Les jeudis matins, chacun de nous installé sur le bureau d’une des deux salles de classe, nous lisions Rousseau et Paul-Louis Courier que nous avions dénichés dans les placards, entre des méthodes d’anglais et des cahiers de musique finement recopiés. L’après-midi, c’était quelque visite qui nous faisait fuir l’appartement ; et nous regagnions l’école... Nous entendions parfois des groupes de grands élèves qui s’arrêtaient un instant, comme par hasard, devant le grand portail, le heurtaient en jouant à des jeux militaires incompréhensibles et puis s’en allaient... Cette triste vie se poursuivit jusqu’à la fin de février. Je commençais à croire que Meaulnes avait tout oublié, lorsqu’une aventure, plus étrange que les autres, vint me prouver que je m’étais trompé et qu’une crise violente se préparait sous la surface morne de cette vie d’hiver.

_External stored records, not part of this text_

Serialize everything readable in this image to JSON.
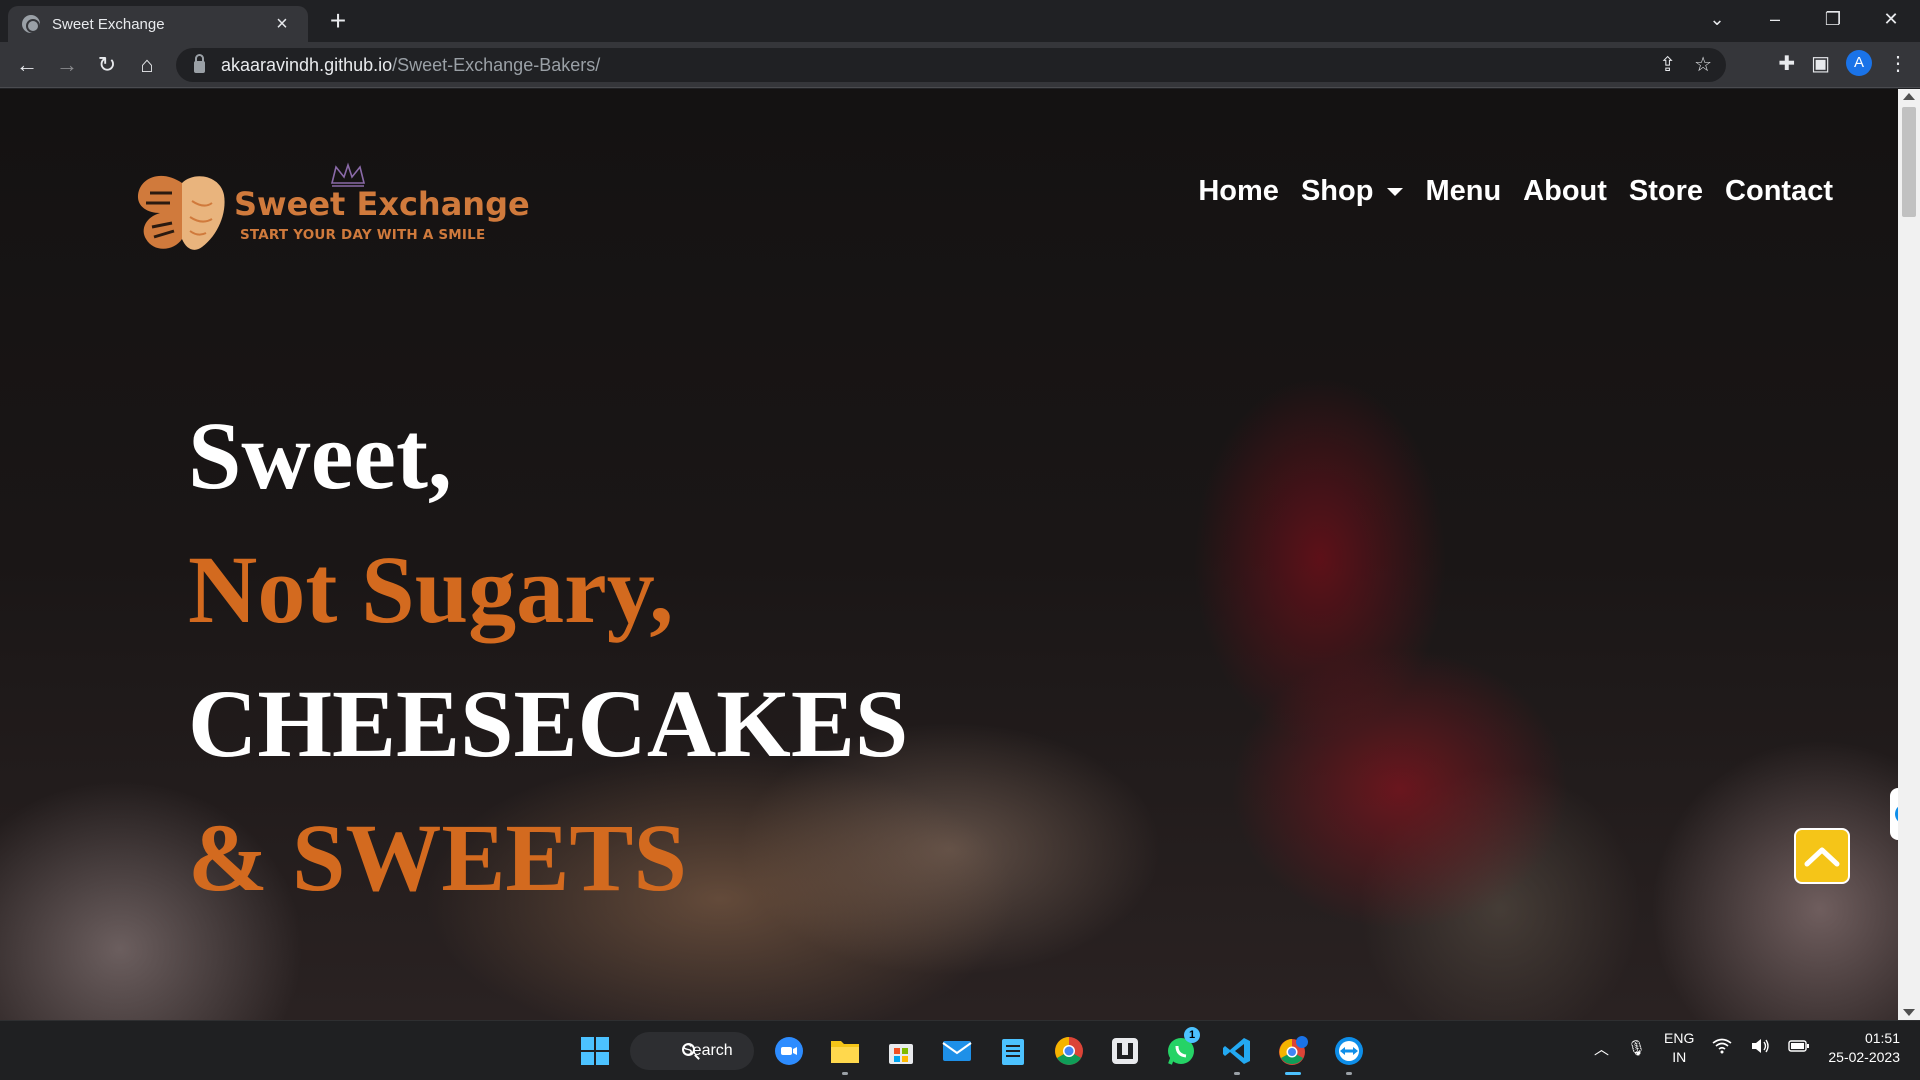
{
  "browser": {
    "tab_title": "Sweet Exchange",
    "url_host": "akaaravindh.github.io",
    "url_path": "/Sweet-Exchange-Bakers/",
    "profile_initial": "A"
  },
  "site": {
    "brand_name": "Sweet Exchange",
    "tagline": "START YOUR DAY WITH A SMILE",
    "brand_color": "#d07a3c",
    "nav": [
      {
        "label": "Home"
      },
      {
        "label": "Shop",
        "has_dropdown": true
      },
      {
        "label": "Menu"
      },
      {
        "label": "About"
      },
      {
        "label": "Store"
      },
      {
        "label": "Contact"
      }
    ],
    "hero": {
      "line1": "Sweet,",
      "line2": "Not Sugary,",
      "line3": "CHEESECAKES",
      "line4": "& SWEETS",
      "accent_color": "#d36a1f"
    },
    "back_to_top_icon": "chevron-up-icon",
    "back_to_top_color": "#f5c518"
  },
  "taskbar": {
    "search_label": "Search",
    "whatsapp_badge": "1",
    "language_line1": "ENG",
    "language_line2": "IN",
    "time": "01:51",
    "date": "25-02-2023",
    "pinned": [
      "windows-start-icon",
      "search",
      "zoom-icon",
      "file-explorer-icon",
      "microsoft-store-icon",
      "mail-icon",
      "notepad-icon",
      "chrome-icon",
      "app-icon",
      "whatsapp-icon",
      "vscode-icon",
      "chrome-profile-icon",
      "teamviewer-icon"
    ]
  }
}
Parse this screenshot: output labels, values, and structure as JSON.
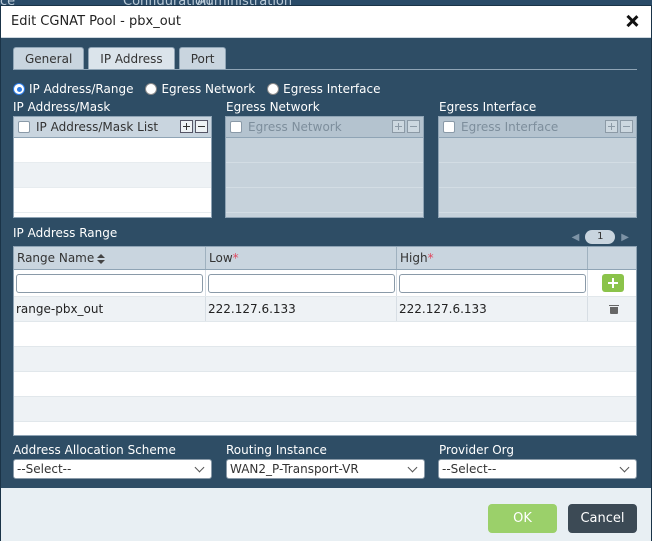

Ce fut justement un jeudi soir, vers la fin du mois, que la première nouvelle du Domaine étrange, la première vague de cette aventure dont nous ne reparlions pas arriva jusqu’à nous. Nous étions en pleine veillée. Mes grands-parents repartis, restaient seulement avec nous Millie et mon père, qui ne se doutaient nullement de la sourde fâcherie par quoi toute la classe était divisée en deux clans.

 

Oui, tu l'as dit : jouant à des jeux militaires incompréhensibles... Sauf que tout ça est très compréhensible. Très.

 

L'endroit aujourd'hui à l'envers : c'est un coin de plateau verdoyant où il fait bon festoyer.

 

Sublimation.

 

Conjuration.

 

 

(Maurice Genevoix, Ceux de 14, Seuil, 1996 / Alain-Fournier, Le Grand Meaulnes, Le Livre de Poche, 2008)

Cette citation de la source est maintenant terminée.